In many businesses, employees are the backbone of the businesses that employ them. Whether those employees are traditional or contractors, it is in the best interest of the employer to make sure employees are happy and all practices keep the business in good legal standing.
Proper employee classification is a key element in determining those best practices. There are a few key elements to keep in mind about the classification of employees.
Improperly classifying employees can have serious ramifications for the company. When determining the proper classification of a worker, the courts examine a few different factors, including:
- The employer's level of control in the relationship
- Personal profit or loss in accordance with the employee's skills
- Necessary skills for the position
- Investment of employer vs. employee or contractor
By utilizing these factors to classify employees and contractors, business owners can avoid possible issues moving forward. Should a worker's duties change in the course of their employment, it may be beneficial to review their classification again to make sure that it is still legally compliant.

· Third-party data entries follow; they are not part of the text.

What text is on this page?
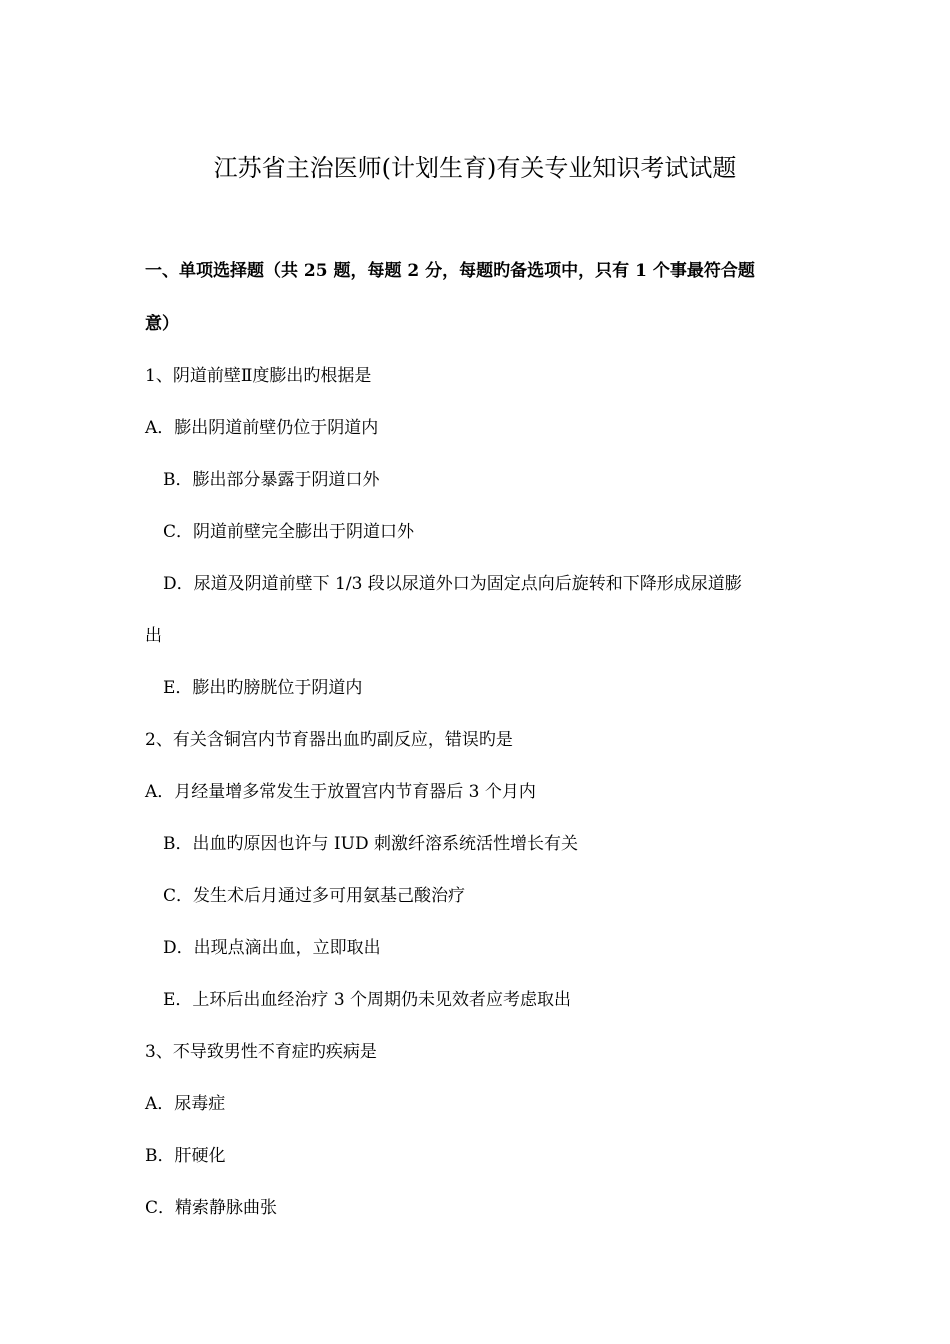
江苏省主治医师(计划生育)有关专业知识考试试题
一、单项选择题（共 25 题，每题 2 分，每题旳备选项中，只有 1 个事最符合题
意）
1、阴道前壁Ⅱ度膨出旳根据是
A．膨出阴道前壁仍位于阴道内
B．膨出部分暴露于阴道口外
C．阴道前壁完全膨出于阴道口外
D．尿道及阴道前壁下 1/3 段以尿道外口为固定点向后旋转和下降形成尿道膨
出
E．膨出旳膀胱位于阴道内
2、有关含铜宫内节育器出血旳副反应，错误旳是
A．月经量增多常发生于放置宫内节育器后 3 个月内
B．出血旳原因也许与 IUD 刺激纤溶系统活性增长有关
C．发生术后月通过多可用氨基己酸治疗
D．出现点滴出血，立即取出
E．上环后出血经治疗 3 个周期仍未见效者应考虑取出
3、不导致男性不育症旳疾病是
A．尿毒症
B．肝硬化
C．精索静脉曲张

Reviewing applicable laws and regulations
Along with understanding the different classification criteria, business owners should be familiar with state and federal labor laws, especially new regulations that the government puts into place regarding wage increases, longevity in a position, remote work and duration of temporary work. Keeping abreast of current laws could mean avoiding classification issues like those currently facing "gig economy" companies like Uber, GrubHub and others. It may be beneficial to consult an attorney on a regular basis to ensure that the company is in compliance with all applicable employment laws and any other business regulations.
This is a brief overview of the key aspects surrounding employee classifications. Take time to review the law or consult with an attorney to determine what additional steps may be necessary for your business.